Snowflake UDF Performance Considerations

Oct 27, 2022

Snowflake UDF

In June 2022 Snowflake released snowpark for python. This new feature can be game-changing by allowing you to easily run data science workloads at scale without spinning up any additional infrastructure. Since python support in Snowpark is still fairly new, developers are still experimenting and creating workflows around the new Python APIs. My goal for this post is to provide some insight into the performance of python User-Defined Functions (UDFs), specifically comparing UDFs to Vectorized UDFs.

With regular Snowflake UDFs you are able to execute python (and other languages) code directly in Snowflake typically on a row-by-row basis. Vectorized UDFs allow you to execute python code batches instead of row-by-row to achieve better performance and to more easily work with DataFrames in Snowflake UDFs. Pandas DataFrames are commonly used for data preparation for data science. However, the main performance benefits from using Pandas DataFrames come from the ability to batch calculations and execute them using optimized cpython code. In a traditional UDF, this optimization is lost because it executes row-by-row, so the operations can't be batched.

Performance Testing

To test performance I chose to focus on two simple functions, one to add two numbers together and another to compute the factorial of two numbers and add the results. For both functions, I implement one version using plain python and another with vectorized methods using Pandas. Then I test the functions on datasets of various sizes ranging from 10^2 rows to 10^8 rows. In the chart below you can see that the vectorized methods are much faster, but they have a higher initial compute cost. The dashed lines represent the best score from 5 runs, and the points represent each of the 5 runs. Keep in mind that these results are specific to my machine, so your results may vary. The code for these experiments can be found on my GitHub page:
snowflake-udf-performance-testing

LocalExec

Now that we have a baseline, we can translate these functions to Snowpark UDFs and test them in Snowflake.
Some slight re-working of the functions is required to get them into a format that can be uploaded to Snowflake,
but the Snowpark UDF decorator makes the uploading process simple. An important note for packaging is that for
vectorizing the UDFs we need to add the pandas package to the UDFs, since the vectorized data is manipulated
using pandas dataframes.

For testing in Snowflake I also took into account the size of the warehouse to see its impact on performance.
Snowflake warehouses have a slight startup time when they are not warm, so I ran the tests 10 times in a row
per warehouse to minimize the effects of the startup. Interestingly, in the charts below you can see that the
vectorized UDFs actually took longer than the vanilla Python implementation in all cases. I think this is due to
a combination of two things:

  1. The pandas package takes time to load. Since vectorized UDFs are called in batches, the pandas library is
    being loaded for each batch (1,000,000 rows in this case), adding overhead.
  2. Snowflake does a good job of scaling row-by-row execution of vanilla Python code.

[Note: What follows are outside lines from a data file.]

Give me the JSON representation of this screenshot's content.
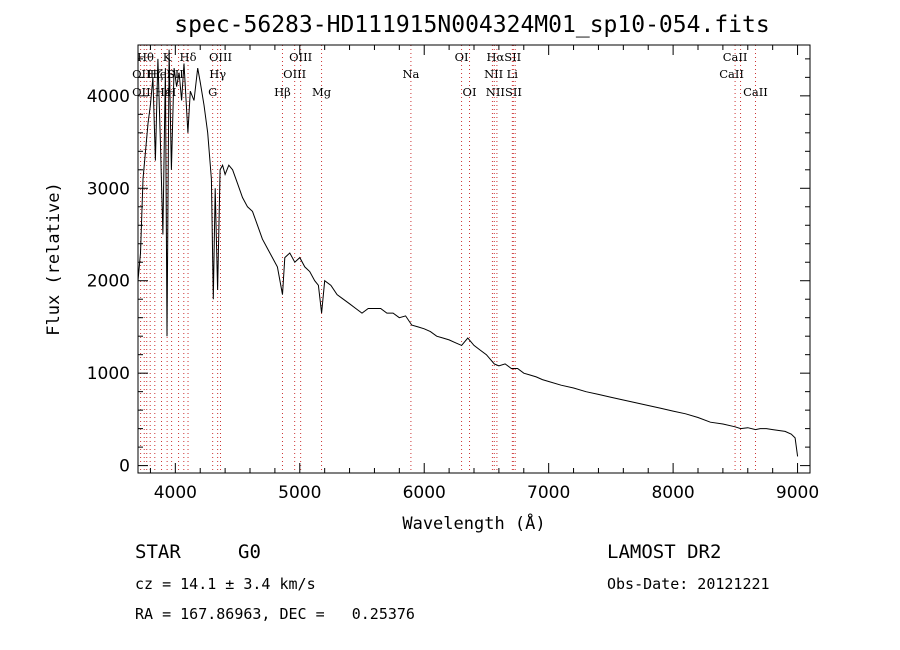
{
  "chart_data": {
    "type": "line",
    "title": "spec-56283-HD111915N004324M01_sp10-054.fits",
    "xlabel": "Wavelength (Å)",
    "ylabel": "Flux (relative)",
    "xlim": [
      3700,
      9100
    ],
    "ylim": [
      -80,
      4550
    ],
    "xticks": [
      4000,
      5000,
      6000,
      7000,
      8000,
      9000
    ],
    "yticks": [
      0,
      1000,
      2000,
      3000,
      4000
    ],
    "grid": false,
    "series": [
      {
        "x": [
          3700,
          3720,
          3740,
          3760,
          3780,
          3800,
          3820,
          3840,
          3860,
          3880,
          3900,
          3920,
          3933,
          3950,
          3968,
          3990,
          4010,
          4030,
          4050,
          4070,
          4101,
          4120,
          4150,
          4180,
          4200,
          4230,
          4260,
          4290,
          4305,
          4320,
          4340,
          4360,
          4380,
          4400,
          4430,
          4460,
          4500,
          4540,
          4580,
          4620,
          4660,
          4700,
          4740,
          4780,
          4820,
          4861,
          4880,
          4920,
          4960,
          5000,
          5040,
          5080,
          5120,
          5150,
          5175,
          5200,
          5250,
          5300,
          5350,
          5400,
          5450,
          5500,
          5550,
          5600,
          5650,
          5700,
          5750,
          5800,
          5850,
          5900,
          5950,
          6000,
          6050,
          6100,
          6150,
          6200,
          6250,
          6300,
          6350,
          6400,
          6450,
          6500,
          6563,
          6600,
          6650,
          6700,
          6750,
          6800,
          6850,
          6900,
          6950,
          7000,
          7100,
          7200,
          7300,
          7400,
          7500,
          7600,
          7700,
          7800,
          7900,
          8000,
          8100,
          8200,
          8300,
          8400,
          8498,
          8542,
          8600,
          8662,
          8700,
          8750,
          8800,
          8850,
          8900,
          8950,
          8980,
          9000
        ],
        "y": [
          2000,
          2300,
          3100,
          3400,
          3700,
          3900,
          4200,
          3300,
          4400,
          3500,
          2500,
          4300,
          1400,
          4500,
          3200,
          4300,
          4100,
          4250,
          3950,
          4350,
          3600,
          4050,
          3950,
          4300,
          4150,
          3900,
          3600,
          3100,
          1800,
          3000,
          1900,
          3200,
          3250,
          3150,
          3250,
          3200,
          3050,
          2900,
          2800,
          2750,
          2600,
          2450,
          2350,
          2250,
          2150,
          1850,
          2250,
          2300,
          2200,
          2250,
          2150,
          2100,
          2000,
          1950,
          1650,
          2000,
          1950,
          1850,
          1800,
          1750,
          1700,
          1650,
          1700,
          1700,
          1700,
          1650,
          1650,
          1600,
          1620,
          1520,
          1500,
          1480,
          1450,
          1400,
          1380,
          1360,
          1330,
          1300,
          1380,
          1300,
          1250,
          1200,
          1100,
          1080,
          1100,
          1050,
          1050,
          1000,
          980,
          960,
          930,
          910,
          870,
          840,
          800,
          770,
          740,
          710,
          680,
          650,
          620,
          590,
          560,
          520,
          470,
          450,
          420,
          400,
          410,
          390,
          400,
          400,
          390,
          380,
          370,
          340,
          300,
          100
        ]
      }
    ],
    "line_markers": {
      "positions": [
        3721,
        3750,
        3770,
        3798,
        3835,
        3889,
        3934,
        3970,
        4026,
        4068,
        4102,
        4300,
        4340,
        4363,
        4861,
        4959,
        5007,
        5175,
        5893,
        6300,
        6364,
        6548,
        6563,
        6584,
        6708,
        6716,
        6731,
        8498,
        8542,
        8662
      ],
      "labels_row1": [
        {
          "text": "Hθ",
          "x": 3760
        },
        {
          "text": "K",
          "x": 3933
        },
        {
          "text": "Hδ",
          "x": 4102
        },
        {
          "text": "OIII",
          "x": 4363
        },
        {
          "text": "OIII",
          "x": 5007
        },
        {
          "text": "OI",
          "x": 6300
        },
        {
          "text": "HαSII",
          "x": 6640
        },
        {
          "text": "CaII",
          "x": 8498
        }
      ],
      "labels_row2": [
        {
          "text": "OII",
          "x": 3727
        },
        {
          "text": "Hζ",
          "x": 3838
        },
        {
          "text": "HeI",
          "x": 3880
        },
        {
          "text": "SII",
          "x": 4000
        },
        {
          "text": "Hγ",
          "x": 4340
        },
        {
          "text": "OIII",
          "x": 4959
        },
        {
          "text": "Na",
          "x": 5893
        },
        {
          "text": "NII",
          "x": 6558
        },
        {
          "text": "Li",
          "x": 6708
        },
        {
          "text": "CaII",
          "x": 8470
        }
      ],
      "labels_row3": [
        {
          "text": "OII",
          "x": 3727
        },
        {
          "text": "Hε",
          "x": 3900
        },
        {
          "text": "H",
          "x": 3968
        },
        {
          "text": "G",
          "x": 4300
        },
        {
          "text": "Hβ",
          "x": 4861
        },
        {
          "text": "Mg",
          "x": 5175
        },
        {
          "text": "OI",
          "x": 6364
        },
        {
          "text": "NIISII",
          "x": 6640
        },
        {
          "text": "CaII",
          "x": 8662
        }
      ]
    }
  },
  "info": {
    "class_label": "STAR",
    "subclass": "G0",
    "survey": "LAMOST DR2",
    "cz": "cz = 14.1 ± 3.4 km/s",
    "obs_date": "Obs-Date: 20121221",
    "coords": "RA = 167.86963, DEC =   0.25376"
  },
  "colors": {
    "line_marker": "#cc3333",
    "spectrum": "#000000"
  }
}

The charts below show execution time only (no queueing or compilation time).

Using the large warehouse shows a significant improvement over using a small warehouse.
For 10^8 rows the execution time was ~8x faster, but for smaller dataset sizes, there was almost no difference.
This reinforces the importance of sizing warehouses optimally since a large warehouse costs 4x the credits
of a small warehouse.

Snowflake execution performance, small warehouse Snowflake execution performance, large warehouse


When we compare the UDF performance to local results, Snowflake UDFs scale better.
However, at this scale (~200 MB dataset), running locally was still efficient.
Snowflake will scale much higher, but keep in mind local performance depends on your machine’s specs.
For reference, my i7-8700k CPU has performance roughly comparable to an Apple M1 MacBook Pro.

Snowflake vs Local


Non-Vectorized UDF With Pandas Comparison

To show the effects of using pandas without vectorizing, I created a UDF that imports pandas without batching.
The result was a significant increase in compute time. For the largest dataset (10^8 records),
I stopped the queries early after 10 minutes of execution.

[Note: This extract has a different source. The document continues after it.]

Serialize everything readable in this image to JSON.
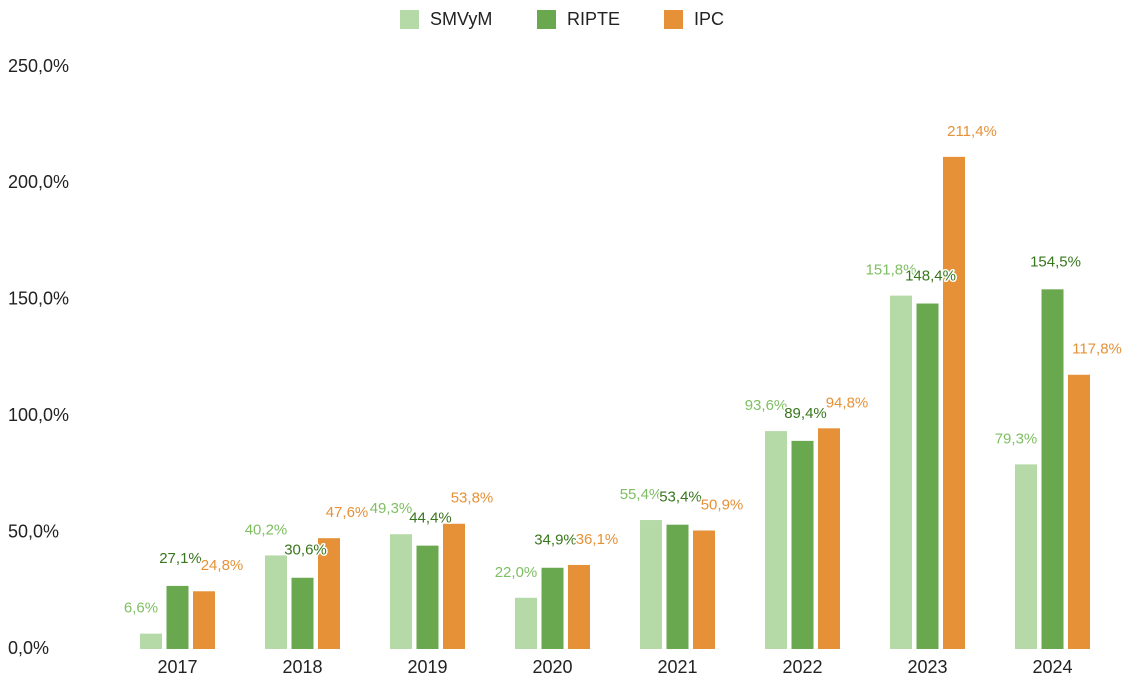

Clearly, if you are already using pandas you need to vectorize your UDFs.

Snowflake Pandas Small WH
Snowflake Pandas Large WH
Snowflake Pandas Small All
Snowflake Pandas Large All


Vectorized Batch Size Comparison

I was also interested in the effects of batch size on UDF performance.
Batch size seems to play only a minor role in performance, as long as it’s sufficiently high, even on large datasets.

As long as the batch size does not exceed the 60-second execution limit,
you probably don’t need to worry much. The Snowflake docs also state that
the batch size may not guarantee the exact number of rows per batch.

Snowflake Batch Size Small WH
Snowflake Batch Size Large WH


Takeaways

  1. If your function can run in vanilla Python with decent performance, vectorization is probably not needed.
  2. Always vectorize UDFs that use external libraries like Pandas.
  3. Keep warehouse sizing in mind — a larger warehouse may save both time and credits compared to a smaller one.
  4. Batch size is not very important (with some caveats).